Was it properly the cow THAT jumped over the moon, or the cow WHO jumped over the moon? It was certainly not the cow WHICH jumped over the moon. At this point you will have cleverly surmised that today's cosmic topic is the impersonal relative pronoun.
In some quarters you can find a nice knockdown argument over whos and thats and whiches. After a while I will break a lance with editors at Merriam-Webster.
First, the general rule: Use WHO for human beings and exceptional dogs. "The president who succeeds Clinton will find the armed forces . . ." "Lassie was a collie who responded . . ."
Use THAT for inanimate objects: "The book that most influenced Jellicoe was Mahan's 'The Influence of Sea Power Upon History.' "
Use WHICH when you have used so many THATs that the repetition gets irksome. Never under any circumstances string a strand of whiches on a rope of conjunctions: "The novel which first attracted her, and which she read repeatedly, but which finally palled . . ."
Let us consider some examples. In April a foofaraw arose in the U.S. Senate. Knight-Ridder reported: "Bowing to the objection of Sen. Robert C. Byrd, the Senate yesterday refused admission to its chambers for Beau, a yellow crossbreed who serves as the guide dog for a vision-impaired Senate aide."
Beau obviously is an exceptional dog. It was perfectly OK to speak of "Beau, WHO serves," etc. To have identified Beau as "a yellow crossbreed THAT serves" would have robbed the story of its compassionate appeal. But, it's "the horse that attracted bettors . . ." and "the manatee that captured a legion of admirers . . ."
During a visit to Rome last year, a teen-ager from Asheville, N.C., received a papal blessing. It was the thrill of a lifetime. He said, "I believe that anybody that has touched, heard or seen Pope John Paul II would do just anything to see him again." In this construction, "anybody" demanded a "who" -- anybody WHO has touched . . .
Companies are composed of humans, but they are grammatically inanimate: "Companies that fail to learn from Exxon's experience . . ." "House committees that fail to act upon leadership bills . . ."
Webster's Dictionary of English Usage devotes considerable space to relative pronouns and winds up by casting its permissive blessing upon THAT as a referent for humans. After citing two 18th-century examples, and one bad example from Ben Lucien Burman in 1985, the editors say: "THAT is definitely standard when used of persons."

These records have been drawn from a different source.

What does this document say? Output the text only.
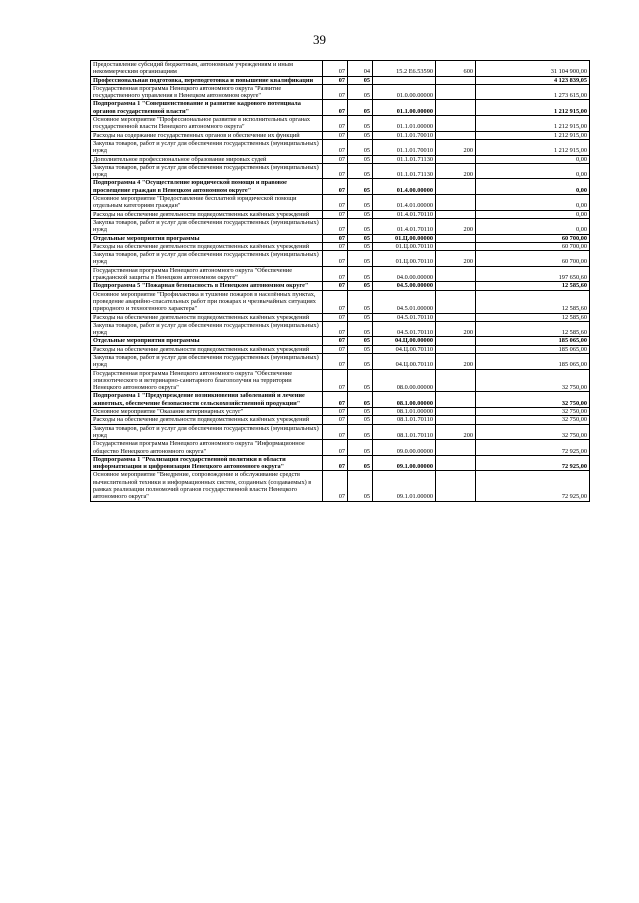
39
Предоставление субсидий бюджетным, автономным учреждениям и иным некоммерческим организациям	07	04	15.2 E6.53590	600	31 104 900,00
Профессиональная подготовка, переподготовка и повышение квалификации	07	05			4 123 839,05
Государственная программа Ненецкого автономного округа "Развитие государственного управления в Ненецком автономном округе"	07	05	01.0.00.00000		1 273 615,00
Подпрограмма 1 "Совершенствование и развитие кадрового потенциала органов государственной власти"	07	05	01.1.00.00000		1 212 915,00
Основное мероприятие "Профессиональное развитие в исполнительных органах государственной власти Ненецкого автономного округа"	07	05	01.1.01.00000		1 212 915,00
Расходы на содержание государственных органов и обеспечение их функций	07	05	01.1.01.70010		1 212 915,00
Закупка товаров, работ и услуг для обеспечения государственных (муниципальных) нужд	07	05	01.1.01.70010	200	1 212 915,00
Дополнительное профессиональное образование мировых судей	07	05	01.1.01.71130		0,00
Закупка товаров, работ и услуг для обеспечения государственных (муниципальных) нужд	07	05	01.1.01.71130	200	0,00
Подпрограмма 4 "Осуществление юридической помощи и правовое просвещение граждан в Ненецком автономном округе"	07	05	01.4.00.00000		0,00
Основное мероприятие "Предоставление бесплатной юридической помощи отдельным категориям граждан"	07	05	01.4.01.00000		0,00
Расходы на обеспечение деятельности подведомственных казённых учреждений	07	05	01.4.01.70110		0,00
Закупка товаров, работ и услуг для обеспечения государственных (муниципальных) нужд	07	05	01.4.01.70110	200	0,00
Отдельные мероприятия программы	07	05	01.Ц.00.00000		60 700,00
Расходы на обеспечение деятельности подведомственных казённых учреждений	07	05	01.Ц.00.70110		60 700,00
Закупка товаров, работ и услуг для обеспечения государственных (муниципальных) нужд	07	05	01.Ц.00.70110	200	60 700,00
Государственная программа Ненецкого автономного округа "Обеспечение гражданской защиты в Ненецком автономном округе"	07	05	04.0.00.00000		197 650,60
Подпрограмма 5 "Пожарная безопасность в Ненецком автономном округе"	07	05	04.5.00.00000		12 585,60
Основное мероприятие "Профилактика и тушение пожаров в населённых пунктах, проведение аварийно-спасательных работ при пожарах и чрезвычайных ситуациях природного и техногенного характера"	07	05	04.5.01.00000		12 585,60
Расходы на обеспечение деятельности подведомственных казённых учреждений	07	05	04.5.01.70110		12 585,60
Закупка товаров, работ и услуг для обеспечения государственных (муниципальных) нужд	07	05	04.5.01.70110	200	12 585,60
Отдельные мероприятия программы	07	05	04.Ц.00.00000		185 065,00
Расходы на обеспечение деятельности подведомственных казённых учреждений	07	05	04.Ц.00.70110		185 065,00
Закупка товаров, работ и услуг для обеспечения государственных (муниципальных) нужд	07	05	04.Ц.00.70110	200	185 065,00
Государственная программа Ненецкого автономного округа "Обеспечение эпизоотического и ветеринарно-санитарного благополучия на территории Ненецкого автономного округа"	07	05	08.0.00.00000		32 750,00
Подпрограмма 1 "Предупреждение возникновения заболеваний и лечение животных, обеспечение безопасности сельскохозяйственной продукции"	07	05	08.1.00.00000		32 750,00
Основное мероприятие "Оказание ветеринарных услуг"	07	05	08.1.01.00000		32 750,00
Расходы на обеспечение деятельности подведомственных казённых учреждений	07	05	08.1.01.70110		32 750,00
Закупка товаров, работ и услуг для обеспечения государственных (муниципальных) нужд	07	05	08.1.01.70110	200	32 750,00
Государственная программа Ненецкого автономного округа "Информационное общество Ненецкого автономного округа"	07	05	09.0.00.00000		72 925,00
Подпрограмма 1 "Реализация государственной политики в области информатизации и цифровизации Ненецкого автономного округа"	07	05	09.1.00.00000		72 925,00
Основное мероприятие "Внедрение, сопровождение и обслуживание средств вычислительной техники и информационных систем, созданных (создаваемых) в рамках реализации полномочий органов государственной власти Ненецкого автономного округа"	07	05	09.1.01.00000		72 925,00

The editors might with equal deference have cited the comic strip B.C. In one strip, a Neanderthal sage advises a customer: "Never give your money to a bank teller THAT'S sitting on a suitcase." This is acceptable usage?
Bosh! Nonsense! Humbuggery! The misuse of THAT in reference to humans may be "definitely standard" in the funnies, but it is not definitely standard in this column. Who are you going to believe? Me or Merriam-Webster?
Skip that question.
Those pesky pronouns, THAT and WHICH, cause trouble in other applications, but this is avoidable trouble. I am speaking of what grammarians identify as defining and non-defining clauses. The labels don't matter.
Here is a handy rule of thumb: If the clause may be set off in commas, use WHICH. Otherwise, use THAT.
Nothing could be simpler: "The red Ford that is in the garage is Aunt Sallie's." (As opposed to Joe's red Ford parked on the street.) "The blue Pontiac, which is in the driveway, is Uncle Albert's." (The location isn't necessarily important because there is no other blue Pontiac nearby.)
While we're on the general subject of pronouns, let me offer another easy test for error. Horrid Example: "Once out of the tabloid spotlight that followed he and ex-wife Julia Roberts around ..." And, "The New Year could not come too soon for my colleagues and I in the newsroom." In Seattle, the United Way told of a troubled Brenda who now sees "a bright future ahead for she and her daughter."
The trick is to trim everything down to the bone. Cut away "and ex-wife Julia Roberts," and we have the tabloid spotlight that followed he around. We have the New Year that could not come too soon for I. We have a bright future ahead for she.
We will not get into WHO and WHOM today. Indeed, unless I take leave of my senses, we will never get into WHO and WHOM at all.